On the second day, the sun was out and we decided to explore by foot to see what we could find. We had a few points of interest on maps.me so we ventured out to take photos and to find out what makes this city voted as the best in the world.

It didn’t disappoint.

This blog is photo overload but this day I must have taken over 1000 photos because every where you look is a photograph waiting to be taken. I imagine this town to be an instagrammers dream.

The colours, the little lanes, the cafes, the way every building is painted in a vibrant shade of yellows, reds and oranges. I found myself excited to reach the end of each street to see what was down the next.

A cafe just off of the Artisan Market

The local bibliotheca

Yes, this town is very touristy. But would I come back? Yes! During my time here I read a few mixed reviews by bloggers about how it’s not really a backpacker destination because of the price tag and unauthentic nature however I loved this town for my personal experience. You can eat cheaply and everything is walkable! In the evening after dinner, we read that the “must do” thing is to find a roof top bar. However we walked into the one voted ‘number one rooftop bar in the world’, took a look around at the venue and menu and walked straight out again. It felt like something you’d expect in London or Sydney – very modern and cool. For us, the main square was the place to be! We sat outside Centro bar surrounded by mariachi bands serenading groups of people near by us (who had the money to pay for it as the bands ask you if you want a performance) so we just sat alongside with our cocktails whilst we had a view of this.

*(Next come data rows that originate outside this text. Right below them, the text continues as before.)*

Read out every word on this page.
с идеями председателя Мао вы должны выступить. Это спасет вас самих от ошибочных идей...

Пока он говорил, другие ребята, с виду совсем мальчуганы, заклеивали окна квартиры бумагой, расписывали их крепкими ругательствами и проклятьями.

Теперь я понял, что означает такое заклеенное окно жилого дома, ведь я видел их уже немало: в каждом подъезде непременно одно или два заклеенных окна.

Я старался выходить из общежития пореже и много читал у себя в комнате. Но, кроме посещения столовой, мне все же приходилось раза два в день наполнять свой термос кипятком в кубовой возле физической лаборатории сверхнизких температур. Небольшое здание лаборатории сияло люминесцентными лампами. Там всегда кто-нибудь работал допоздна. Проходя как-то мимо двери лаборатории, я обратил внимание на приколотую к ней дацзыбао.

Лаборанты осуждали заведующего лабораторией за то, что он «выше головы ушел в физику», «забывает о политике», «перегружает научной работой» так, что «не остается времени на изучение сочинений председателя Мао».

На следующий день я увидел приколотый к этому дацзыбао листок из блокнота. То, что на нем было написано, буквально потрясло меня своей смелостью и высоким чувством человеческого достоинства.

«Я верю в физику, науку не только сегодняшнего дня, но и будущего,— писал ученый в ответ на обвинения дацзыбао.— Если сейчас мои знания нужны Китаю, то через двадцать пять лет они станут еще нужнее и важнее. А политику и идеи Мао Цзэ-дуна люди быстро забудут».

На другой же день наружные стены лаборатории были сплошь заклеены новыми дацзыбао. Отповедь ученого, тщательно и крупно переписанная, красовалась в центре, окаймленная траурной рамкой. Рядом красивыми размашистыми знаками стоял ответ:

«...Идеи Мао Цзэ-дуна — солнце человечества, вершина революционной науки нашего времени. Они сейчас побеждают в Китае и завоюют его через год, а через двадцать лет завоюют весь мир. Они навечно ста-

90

Parroquia de San Miguel Arcángel

Final day in San Miguel de Allende

The next day we had a bus back to Mexico City at 4:30pm and during the free breakfast at the hostel we met the fabulous Lisa (a blogger from the UK) and Magnus (a traveller from Denmark).

Lisa used to be a teacher in Dubai and I really enjoyed getting to know her! She’s had an interesting life and also has the balls to write all about it on her blogl (which I highly recommend). She’s travelling Mexico/Guatemala/Cuba solo and is taking her time – I certainly do hope our paths cross again!

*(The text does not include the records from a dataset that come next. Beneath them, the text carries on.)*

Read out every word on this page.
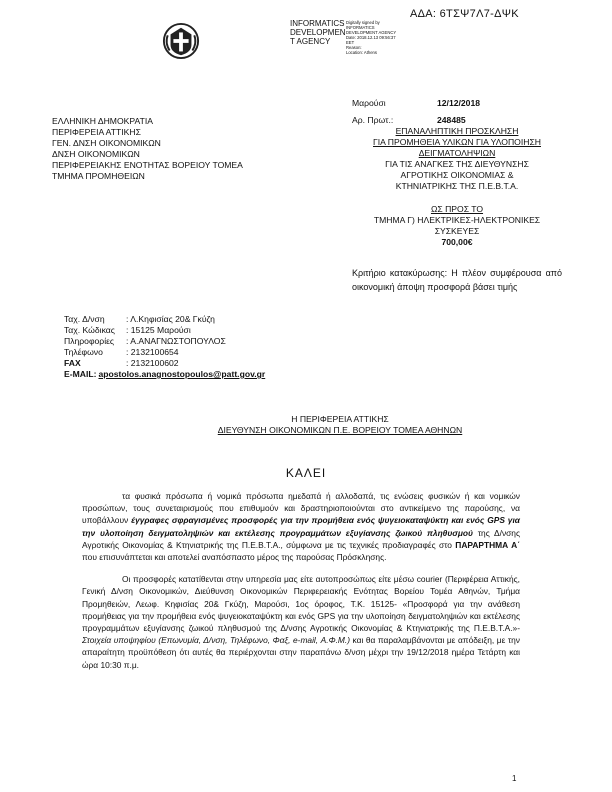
ΑΔΑ: 6ΤΣΨ7Λ7-ΔΨΚ
INFORMATICS
DEVELOPMEN
T AGENCY
Digitally signed by
INFORMATICS
DEVELOPMENT AGENCY
Date: 2018.12.13 09:56:37
EET
Reason:
Location: Athens
ΕΛΛΗΝΙΚΗ ΔΗΜΟΚΡΑΤΙΑ
ΠΕΡΙΦΕΡΕΙΑ ΑΤΤΙΚΗΣ
ΓΕΝ. ΔΝΣΗ ΟΙΚΟΝΟΜΙΚΩΝ
ΔΝΣΗ ΟΙΚΟΝΟΜΙΚΩΝ
ΠΕΡΙΦΕΡΕΙΑΚΗΣ ΕΝΟΤΗΤΑΣ ΒΟΡΕΙΟΥ ΤΟΜΕΑ
ΤΜΗΜΑ ΠΡΟΜΗΘΕΙΩΝ
Μαρούσι	12/12/2018
Αρ. Πρωτ.:	248485
ΕΠΑΝΑΛΗΠΤΙΚΗ ΠΡΟΣΚΛΗΣΗ
ΓΙΑ ΠΡΟΜΗΘΕΙΑ ΥΛΙΚΩΝ ΓΙΑ ΥΛΟΠΟΙΗΣΗ
ΔΕΙΓΜΑΤΟΛΗΨΙΩΝ
ΓΙΑ ΤΙΣ ΑΝΑΓΚΕΣ ΤΗΣ ΔΙΕΥΘΥΝΣΗΣ
ΑΓΡΟΤΙΚΗΣ ΟΙΚΟΝΟΜΙΑΣ &
ΚΤΗΝΙΑΤΡΙΚΗΣ ΤΗΣ Π.Ε.Β.Τ.Α.
ΩΣ ΠΡΟΣ ΤΟ
ΤΜΗΜΑ Γ) ΗΛΕΚΤΡΙΚΕΣ-ΗΛΕΚΤΡΟΝΙΚΕΣ
ΣΥΣΚΕΥΕΣ
700,00€
Κριτήριο κατακύρωσης: Η πλέον συμφέρουσα από οικονομική άποψη προσφορά βάσει τιμής
Ταχ. Δ/νση	: Λ.Κηφισίας 20& Γκύζη
Ταχ. Κώδικας	: 15125 Μαρούσι
Πληροφορίες	: Α.ΑΝΑΓΝΩΣΤΟΠΟΥΛΟΣ
Τηλέφωνο	: 2132100654
FAX	: 2132100602
E-MAIL: apostolos.anagnostopoulos@patt.gov.gr
Η ΠΕΡΙΦΕΡΕΙΑ ΑΤΤΙΚΗΣ
ΔΙΕΥΘΥΝΣΗ ΟΙΚΟΝΟΜΙΚΩΝ Π.Ε. ΒΟΡΕΙΟΥ ΤΟΜΕΑ ΑΘΗΝΩΝ
ΚΑΛΕΙ

τα φυσικά πρόσωπα ή νομικά πρόσωπα ημεδαπά ή αλλοδαπά, τις ενώσεις φυσικών ή και νομικών προσώπων, τους συνεταιρισμούς που επιθυμούν και δραστηριοποιούνται στο αντικείμενο της παρούσης, να υποβάλλουν έγγραφες σφραγισμένες προσφορές για την προμήθεια ενός ψυγειοκαταψύκτη και ενός GPS για την υλοποίηση δειγματοληψιών και εκτέλεσης προγραμμάτων εξυγίανσης ζωικού πληθυσμού της Δ/νσης Αγροτικής Οικονομίας & Κτηνιατρικής της Π.Ε.Β.Τ.Α., σύμφωνα με τις τεχνικές προδιαγραφές στο ΠΑΡΑΡΤΗΜΑ Α΄ που επισυνάπτεται και αποτελεί αναπόσπαστο μέρος της παρούσας Πρόσκλησης.

Οι προσφορές κατατίθενται στην υπηρεσία μας είτε αυτοπροσώπως είτε μέσω courier (Περιφέρεια Αττικής, Γενική Δ/νση Οικονομικών, Διεύθυνση Οικονομικών Περιφερειακής Ενότητας Βορείου Τομέα Αθηνών, Τμήμα Προμηθειών, Λεωφ. Κηφισίας 20& Γκύζη, Μαρούσι, 1ος όροφος, Τ.Κ. 15125- «Προσφορά για την ανάθεση προμήθειας για την προμήθεια ενός ψυγειοκαταψύκτη και ενός GPS για την υλοποίηση δειγματοληψιών και εκτέλεσης προγραμμάτων εξυγίανσης ζωικού πληθυσμού της Δ/νσης Αγροτικής Οικονομίας & Κτηνιατρικής της Π.Ε.Β.Τ.Α.»- Στοιχεία υποψηφίου (Επωνυμία, Δ/νση, Τηλέφωνο, Φαξ, e-mail, Α.Φ.Μ.) και θα παραλαμβάνονται με απόδειξη, με την απαραίτητη προϋπόθεση ότι αυτές θα περιέρχονται στην παραπάνω δ/νση μέχρι την 19/12/2018 ημέρα Τετάρτη και ώρα 10:30 π.μ.

1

Magnus is 19 and whilst chatting to him at breakfast about how safe I felt in Mexico so far, he on the other hand had the opposite. The night before he and an American guy he met in town were walking back to their hostel at midnight when a car pulled over and out came two local men, one with his face covered and the other a man who looked like he didn’t want a part of this. The American thought he could take on the masked man and threw a bunch, only to find that the man was holding a machete. 🤦🏽‍♀️ Magnus was unharmed thankfully but the American had a sliced hand which needed surgery. Magnus said the men didn’t seem to want anything and the unmasked man just said that he friend was crazy before leaving… Before coming to Mexico I read that these things do happen but they are non violent *touch wood*. Your best option is just to be smart about where you go and not to go out at night. If it happens, hand over your stuff and don’t try to fight. I personally travel with two purses and just my phone. It would be really sad for something to happen on this trip but I’d rather we were unharmed.

Following this story, all us felt a bit anxious about going out, but we needed to face the day. After all, we felt safe here and like Mexico City we avoided going out late at night. So on our final day explored some of the local street art, La Aurora (the design centre) and returned back to some of our favourite places from the day before.

We also found another recommended cafe called Cafe De La Mancha. It’s known for having various coffee options from around the world. I got Turkish, Lisa got Japanese and Stu got a mixture of coffee and orange juice – it’s as foul as it sounds! Again, not exactly an authentic Mexican experience but we enjoyed it!

Verdict of San Miguel de Allende:

Simply beautiful, colourful, touristy (in a good way as it feels safe) and a lovely weekend away for those visiting Mexico City. You can get a cultural experience if you take the time to look in the Parroquia de San Miguel Arcángel or the 18th Century churches around the city OR you can just relax and unwind in the many cafes.